The value you would get from moving up the property ladder also has to outweigh the costs of that move, either now or in the future. Therefore, start by having your current property valued so you know the exact amount you have to work with in equity, and whether you can find the next property on the ladder which will truly increase your net worth. Unfortunately you may be unpleasantly surprised by the valuation of your current property as some areas of the market are still experiencing a downturn, so you may find a better path up the ladder if you wait out the downturn in your market.

When adding a new property to your portfolio there are also a number of fees and charges to consider, such as:

Stamp duty. Can be a percentage of the purchase price or a set amount depending on your state or territory and your price range.

Mortgage fees. When you buy a new property you’ll need a new mortgage which will come with new valuation fees, application fees, administration fees, legal fees and probably even some ongoing fees.

Deposit. Whether you use your own cash or the equity in another property, your deposit is going to cost you around 10% of the purchase price of the property. Remember that the larger your deposit, the lower your loan to value ratio and if you are able to drop your LVR to 80% or less, you can usually avoid paying lender’s mortgage insurance.

Repayments.

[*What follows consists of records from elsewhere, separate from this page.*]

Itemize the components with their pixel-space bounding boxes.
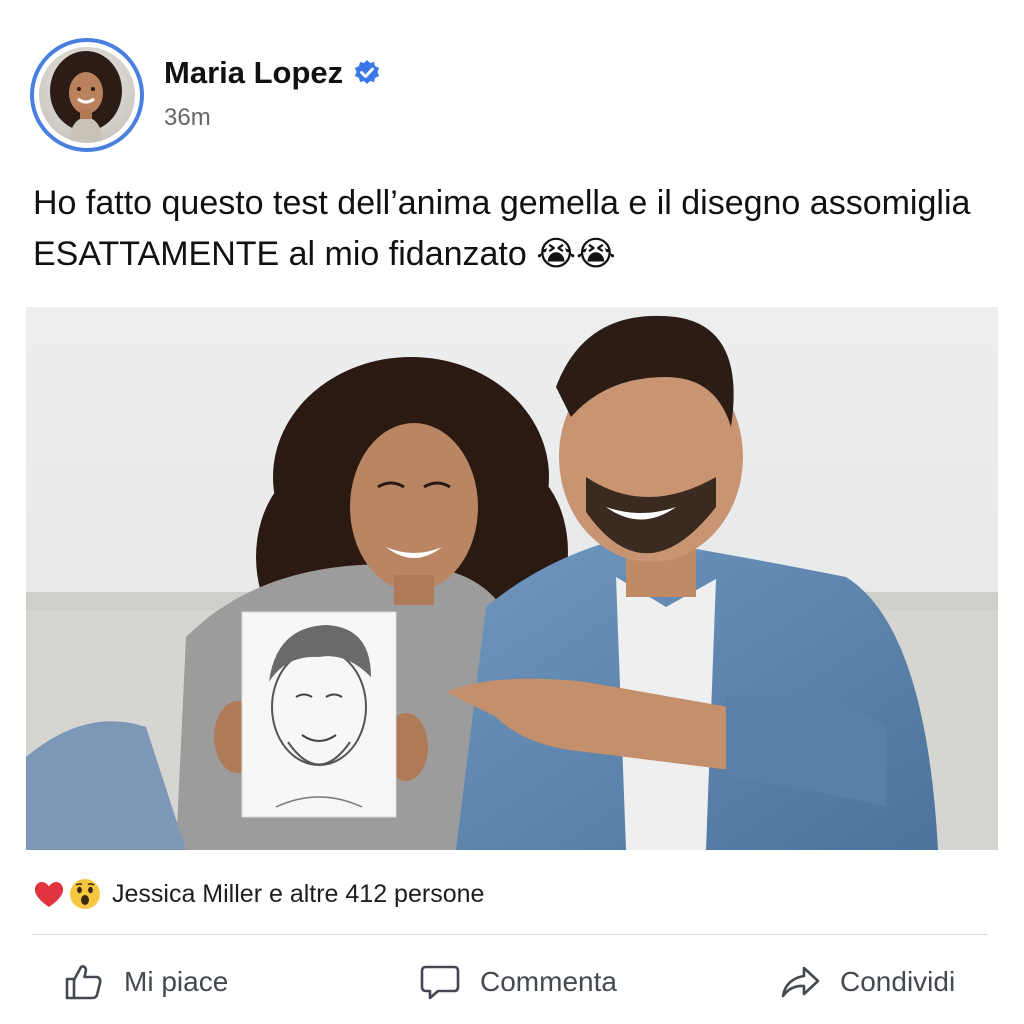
post-timestamp[interactable]: 36m (164, 104, 211, 132)
comment-label: Commenta (480, 966, 617, 997)
couple-photo-illustration (26, 307, 998, 850)
author-avatar[interactable] (30, 38, 144, 152)
like-button[interactable]: Mi piace (62, 952, 228, 1012)
divider (32, 934, 988, 935)
like-label: Mi piace (124, 966, 229, 997)
verified-badge-icon (355, 60, 380, 84)
post-text: Ho fatto questo test dell’anima gemella … (33, 184, 971, 273)
avatar-photo (39, 47, 135, 143)
author-name[interactable]: Maria Lopez (164, 55, 381, 91)
wow-reaction-icon (70, 879, 100, 909)
post-photo[interactable] (26, 307, 998, 850)
reactions-summary-text[interactable]: Jessica Miller e altre 412 persone (112, 880, 484, 909)
reactions-summary[interactable]: Jessica Miller e altre 412 persone (32, 872, 484, 916)
sketch-card (241, 611, 397, 818)
author-name-text[interactable]: Maria Lopez (164, 55, 343, 91)
thumbs-up-icon (65, 965, 102, 1000)
share-arrow-icon (781, 966, 820, 998)
post-actions-bar: Mi piace Commenta Condividi (0, 952, 1024, 1012)
post-header: Maria Lopez 36m (30, 38, 990, 154)
comment-button[interactable]: Commenta (418, 952, 617, 1012)
share-button[interactable]: Condividi (778, 952, 955, 1012)
share-label: Condividi (840, 966, 956, 997)
comment-bubble-icon (420, 965, 460, 1000)
heart-reaction-icon (34, 882, 64, 907)
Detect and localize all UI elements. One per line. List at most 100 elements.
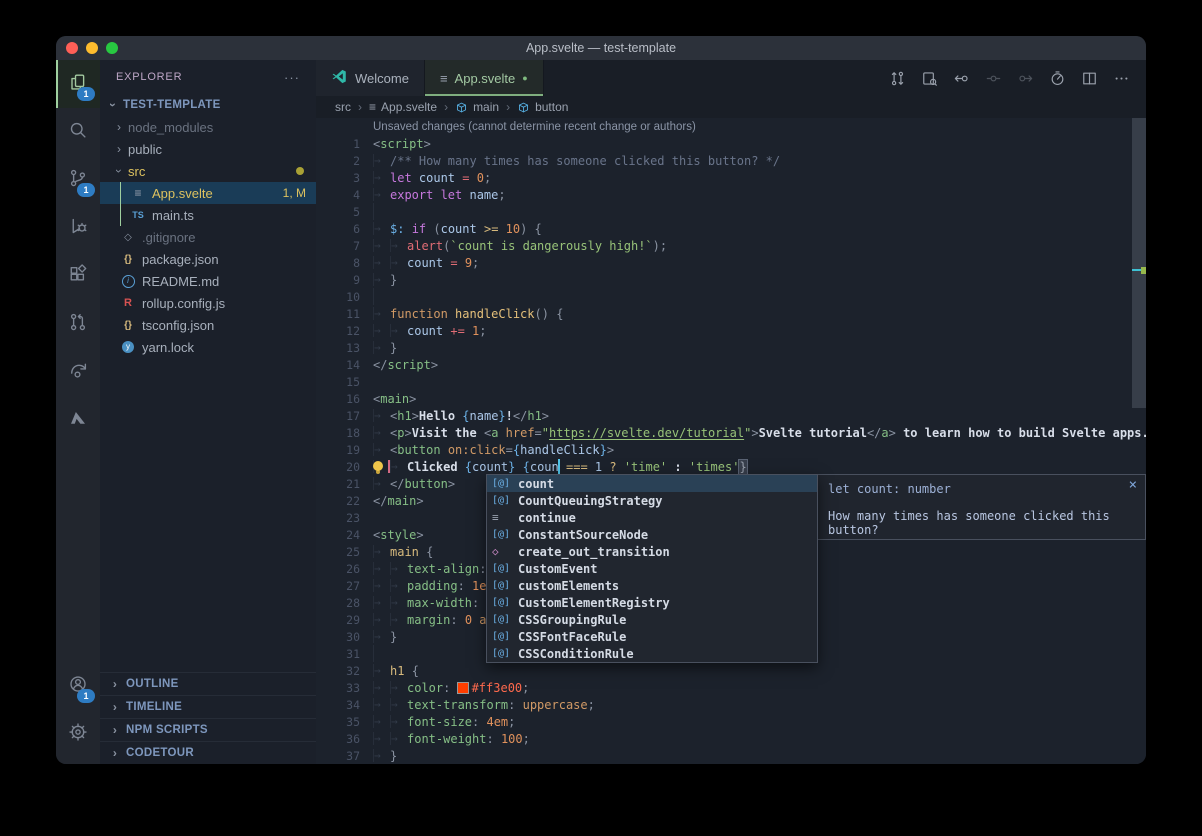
activity-explorer-button[interactable]: 1 — [56, 60, 100, 108]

Your move to a bigger and better property to move you up the ladder will likely also mean bigger repayments so make sure that your budget allows you to maintain your new position on the ladder, and that you don’t come crashing back down.

Interest. You also need to make sure that your new loan is affordable now and into the future because while interest rates are low while the economy recovers, you need to stress test your loan too, so see whether you’ll still be able to afford your new repayments if interest rates were to go up one to two percent.

Long Term Goals

Moving up the property ladder is not something you should try and do too fast, and you should set long term milestones to achieve in your path to the top. Therefore, remember that if you are already on the first rung of the ladder, you are well on your way, so be patient and don’t worry if your valuation hasn’t come back as high as you would have liked.

In the meantime keep saving and maintaining your current loan. This means keeping current on your repayments and paying more than the minimum where you can to increase the equity in your property. A great way to save when you have a home loan is an offset account, as you’re unlikely to earn more interest in a traditional savings account than you are paying on your home loan, but the funds in an offset account directly reduce the amount of interest you pay on your home loan at the same time.